Airflow
We are a young start-up with 2 developers and a team in India looking to choose our next ETL tool. We have a few processes in Azure Data Factory but are looking to switch to a better platform. We were debating Trifacta and Airflow. Or even staying with Azure Data Factory. The use case will be to feed data to front-end APIs.
We're looking to do a project for a company that has incoming data from 2 sources, namely MongoDB and MySQL. We need to make it such that we are combining data from these 2 sources and showing it in real-time to PostgreSQL. Ideally, about 600,000 records per day. Which tool would be better for this use case?
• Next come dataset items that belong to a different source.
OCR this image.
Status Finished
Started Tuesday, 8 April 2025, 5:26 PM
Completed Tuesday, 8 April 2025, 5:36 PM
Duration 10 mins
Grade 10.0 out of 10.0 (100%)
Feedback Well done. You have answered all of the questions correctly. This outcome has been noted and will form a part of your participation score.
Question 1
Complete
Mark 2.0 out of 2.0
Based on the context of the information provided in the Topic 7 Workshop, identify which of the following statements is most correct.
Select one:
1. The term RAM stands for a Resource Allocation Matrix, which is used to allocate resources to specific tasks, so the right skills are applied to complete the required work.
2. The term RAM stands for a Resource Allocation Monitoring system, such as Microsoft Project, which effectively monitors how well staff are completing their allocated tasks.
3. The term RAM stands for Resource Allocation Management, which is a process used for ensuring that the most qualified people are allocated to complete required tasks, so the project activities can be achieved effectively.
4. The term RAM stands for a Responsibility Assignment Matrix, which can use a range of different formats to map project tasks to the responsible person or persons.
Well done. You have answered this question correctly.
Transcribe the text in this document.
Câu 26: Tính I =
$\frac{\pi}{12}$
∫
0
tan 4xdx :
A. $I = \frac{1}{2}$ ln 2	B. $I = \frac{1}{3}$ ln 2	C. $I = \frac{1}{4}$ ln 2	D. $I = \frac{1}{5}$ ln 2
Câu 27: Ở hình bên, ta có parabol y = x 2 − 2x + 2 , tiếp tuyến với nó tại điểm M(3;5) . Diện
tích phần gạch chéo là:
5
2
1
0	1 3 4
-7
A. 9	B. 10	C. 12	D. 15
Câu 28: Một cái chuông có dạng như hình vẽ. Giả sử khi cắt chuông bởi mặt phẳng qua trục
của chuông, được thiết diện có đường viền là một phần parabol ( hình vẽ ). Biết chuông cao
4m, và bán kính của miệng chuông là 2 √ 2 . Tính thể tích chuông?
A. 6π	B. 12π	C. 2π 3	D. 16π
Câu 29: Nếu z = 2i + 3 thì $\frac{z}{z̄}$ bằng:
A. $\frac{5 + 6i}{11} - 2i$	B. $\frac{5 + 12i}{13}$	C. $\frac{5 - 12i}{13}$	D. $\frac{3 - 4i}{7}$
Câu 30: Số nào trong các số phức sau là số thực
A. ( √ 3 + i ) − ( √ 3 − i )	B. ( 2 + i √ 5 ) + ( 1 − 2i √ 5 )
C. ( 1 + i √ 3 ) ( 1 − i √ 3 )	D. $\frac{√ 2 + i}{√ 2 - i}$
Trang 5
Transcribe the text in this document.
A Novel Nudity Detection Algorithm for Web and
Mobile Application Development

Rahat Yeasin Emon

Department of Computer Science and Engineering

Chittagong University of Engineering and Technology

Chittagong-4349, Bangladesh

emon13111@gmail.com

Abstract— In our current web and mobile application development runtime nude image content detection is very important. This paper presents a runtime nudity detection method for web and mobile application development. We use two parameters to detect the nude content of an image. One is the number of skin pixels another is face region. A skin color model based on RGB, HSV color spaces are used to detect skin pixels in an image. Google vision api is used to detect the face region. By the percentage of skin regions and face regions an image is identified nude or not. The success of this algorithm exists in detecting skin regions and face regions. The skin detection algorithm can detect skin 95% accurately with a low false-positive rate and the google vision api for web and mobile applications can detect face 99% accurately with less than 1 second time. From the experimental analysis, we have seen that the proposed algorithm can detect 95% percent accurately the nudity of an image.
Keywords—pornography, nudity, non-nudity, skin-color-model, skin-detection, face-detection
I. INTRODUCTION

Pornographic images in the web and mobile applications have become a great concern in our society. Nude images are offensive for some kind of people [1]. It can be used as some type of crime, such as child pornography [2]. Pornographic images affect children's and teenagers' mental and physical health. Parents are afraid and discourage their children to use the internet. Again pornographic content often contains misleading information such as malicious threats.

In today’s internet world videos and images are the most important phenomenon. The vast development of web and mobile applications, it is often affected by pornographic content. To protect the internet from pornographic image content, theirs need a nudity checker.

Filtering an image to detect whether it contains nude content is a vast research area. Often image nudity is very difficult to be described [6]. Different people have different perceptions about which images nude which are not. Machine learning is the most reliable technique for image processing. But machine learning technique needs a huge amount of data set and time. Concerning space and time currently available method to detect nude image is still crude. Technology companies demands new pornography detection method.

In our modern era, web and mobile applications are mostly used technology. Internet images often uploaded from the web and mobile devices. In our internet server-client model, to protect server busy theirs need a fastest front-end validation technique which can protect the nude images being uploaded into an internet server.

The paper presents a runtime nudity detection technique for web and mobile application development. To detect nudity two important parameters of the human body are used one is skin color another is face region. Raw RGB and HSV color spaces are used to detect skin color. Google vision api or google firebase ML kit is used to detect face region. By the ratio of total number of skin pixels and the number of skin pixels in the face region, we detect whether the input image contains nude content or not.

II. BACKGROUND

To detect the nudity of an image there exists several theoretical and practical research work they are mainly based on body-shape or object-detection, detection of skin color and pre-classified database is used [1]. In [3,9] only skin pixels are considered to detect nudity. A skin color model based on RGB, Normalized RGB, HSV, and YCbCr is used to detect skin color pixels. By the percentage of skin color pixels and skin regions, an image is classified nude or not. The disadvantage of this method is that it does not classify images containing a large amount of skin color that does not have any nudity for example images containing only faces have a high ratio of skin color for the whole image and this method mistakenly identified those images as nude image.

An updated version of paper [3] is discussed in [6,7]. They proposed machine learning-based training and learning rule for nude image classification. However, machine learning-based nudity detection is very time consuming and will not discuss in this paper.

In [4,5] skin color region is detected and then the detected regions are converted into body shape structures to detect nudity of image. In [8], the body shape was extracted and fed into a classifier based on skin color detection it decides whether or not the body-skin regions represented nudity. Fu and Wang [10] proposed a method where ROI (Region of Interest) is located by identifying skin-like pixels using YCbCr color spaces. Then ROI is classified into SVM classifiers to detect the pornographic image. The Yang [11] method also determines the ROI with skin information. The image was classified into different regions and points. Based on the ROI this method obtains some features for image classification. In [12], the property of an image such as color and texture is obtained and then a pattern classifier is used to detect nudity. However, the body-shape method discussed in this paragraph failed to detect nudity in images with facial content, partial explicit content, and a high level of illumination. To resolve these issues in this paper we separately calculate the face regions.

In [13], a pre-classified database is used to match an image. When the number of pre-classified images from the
Airflow or Kafka?
For getting the data out of MySQL and MongoDB, I would recommend using the Flink CDC connector (https://ververica.github.io/flink-cdc-connectors/master/content/connectors/mysql-cdc.html and https://ververica.github.io/flink-cdc-connectors/master/content/connectors/mongodb-cdc.html). With Apache Flink's JDBC Sink connector, you'll be able to send the data to PostgreSQL: https://nightlies.apache.org/flink/flink-docs-master/docs/connectors/datastream/jdbc/.
You'll be able to run all this in a single Flink job (e.g. getting the data from 2 sources and sending it to one destination), no Kafka or Airflow required.
If you are looking for a cloud SaaS solution, you could also check out the offering of my company: https://www.decodable.co/. In decodable you can define all these sources and sinks using a GUI, and our platform takes care of running it for you. You can even try it for free.
According to the Airflow documentation "Airflow is not a data streaming solution. Tasks do not move data from one to the other (though tasks can exchange metadata!).", so you won't be able to provide real-time data. You can use Kafka combined with some Spark scripts. Another way that you can think of is using a change data capture (CDC) tool as Airbyte or Debezium combined to Kafka.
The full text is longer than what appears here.